Israel knows this very well, and makes it a point to respond to our counterterrorist operations by killing civilians. Sometimes, when the Internet is cut, we know the resistance dealt the occupation a blow because of the enemy’s increased bombing of civilians. As if Israel was saying, “for each of our soldiers that die, dozens of your children will pay the price”. For example, a short while ago, the bombing became madder than ever. We didn’t know why because there was no Internet, but we knew that something major had happened. We eagerly waited for the Internet to be back so we could learn about what had happened. It turned out that our defense forces had succeeded at neutralizing a cell of 21 terrorists by booby traping a house they had led them to.

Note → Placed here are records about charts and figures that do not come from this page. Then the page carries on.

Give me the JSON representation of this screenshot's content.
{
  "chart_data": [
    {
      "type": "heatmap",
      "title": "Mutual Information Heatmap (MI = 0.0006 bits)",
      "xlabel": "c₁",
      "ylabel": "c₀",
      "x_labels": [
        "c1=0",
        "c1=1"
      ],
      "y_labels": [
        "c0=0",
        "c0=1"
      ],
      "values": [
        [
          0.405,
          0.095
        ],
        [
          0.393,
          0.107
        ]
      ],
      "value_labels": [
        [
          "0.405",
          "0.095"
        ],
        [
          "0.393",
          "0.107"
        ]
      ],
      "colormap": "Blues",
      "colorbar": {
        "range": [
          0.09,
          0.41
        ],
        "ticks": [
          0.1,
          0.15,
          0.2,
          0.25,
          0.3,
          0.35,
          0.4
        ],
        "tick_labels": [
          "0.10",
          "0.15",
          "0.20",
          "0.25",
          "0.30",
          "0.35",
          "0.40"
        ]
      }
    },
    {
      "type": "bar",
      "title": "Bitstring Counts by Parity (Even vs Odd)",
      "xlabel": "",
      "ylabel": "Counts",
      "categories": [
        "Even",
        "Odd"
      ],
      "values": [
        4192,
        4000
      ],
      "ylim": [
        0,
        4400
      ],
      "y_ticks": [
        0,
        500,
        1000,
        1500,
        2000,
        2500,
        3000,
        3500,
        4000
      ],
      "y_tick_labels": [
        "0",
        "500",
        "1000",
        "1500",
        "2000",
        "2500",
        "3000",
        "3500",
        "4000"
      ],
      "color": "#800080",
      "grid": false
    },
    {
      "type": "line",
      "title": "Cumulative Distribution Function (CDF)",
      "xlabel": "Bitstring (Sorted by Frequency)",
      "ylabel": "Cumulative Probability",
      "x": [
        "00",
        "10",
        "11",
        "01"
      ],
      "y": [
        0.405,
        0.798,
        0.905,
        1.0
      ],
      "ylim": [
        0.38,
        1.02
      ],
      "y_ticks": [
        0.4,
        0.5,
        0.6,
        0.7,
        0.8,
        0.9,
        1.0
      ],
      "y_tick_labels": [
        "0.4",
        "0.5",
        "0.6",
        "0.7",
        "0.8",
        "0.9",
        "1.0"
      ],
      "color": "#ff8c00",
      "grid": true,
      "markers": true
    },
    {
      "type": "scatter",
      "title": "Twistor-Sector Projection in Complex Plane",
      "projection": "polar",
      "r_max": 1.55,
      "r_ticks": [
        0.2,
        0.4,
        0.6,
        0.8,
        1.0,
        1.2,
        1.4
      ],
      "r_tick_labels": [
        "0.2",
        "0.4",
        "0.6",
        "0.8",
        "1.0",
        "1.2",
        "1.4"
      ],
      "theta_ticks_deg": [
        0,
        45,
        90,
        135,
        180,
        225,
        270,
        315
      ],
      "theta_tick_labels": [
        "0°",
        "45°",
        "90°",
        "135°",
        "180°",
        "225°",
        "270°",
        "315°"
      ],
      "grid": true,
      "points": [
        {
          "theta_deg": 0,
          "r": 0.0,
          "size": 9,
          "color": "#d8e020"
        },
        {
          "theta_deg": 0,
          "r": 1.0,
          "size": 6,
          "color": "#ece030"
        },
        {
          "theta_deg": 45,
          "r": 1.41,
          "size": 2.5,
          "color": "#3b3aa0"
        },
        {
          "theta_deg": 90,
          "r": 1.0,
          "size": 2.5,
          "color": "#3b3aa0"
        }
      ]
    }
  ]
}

How do we feel about it? We are proud, defiant, and hopeful. No colonized people were ever freed from their colonizers without force. Force is the only language that Israel in particular understands. The resistance is what made it withdraw from Lebanese and Palestinian lands. And the resistance’s continued existence against all ods shows that Zionism’s plan to achieve peace by eradicating the natives has failed. At the same time, resistance is a tool, not an objective in itself. For it to achieve anything lasting and substantial, it needs to be attached to a political project that proposes an actual solution.
AA: A political project that proposes an actual solution—How so?
MZ: Well, the immediate need is obviously for this aggression to stop. But then what? The past 75 years have shown that creating a state exclusive to Jews has been a nightmare for all, succeeding at killing Palestinians and failing to keep the Jews it has used to settle our land safe. I want the Zionist nightmare to end so that both its primary victims (Palestinians) and its secondary victims (Jews) can finally be safe. We need to discuss the day after Zionism: The day where we can finally replace it with a secular Palestine. The world today is still talking about the “two-state solution”, which is just a euphemism for “the occupation of 80% of Palestine and the exclusion of 60% of Palestinians”. I hope this genocide can at least help our allies stop talking about the two-state non-solution and start talking about the historical Palestinian vision for liberation: One inclusive, secular, democratic Palestinian state, from the river to the sea. And me and my comrades at the One Democratic State Initiative are working for this to happen.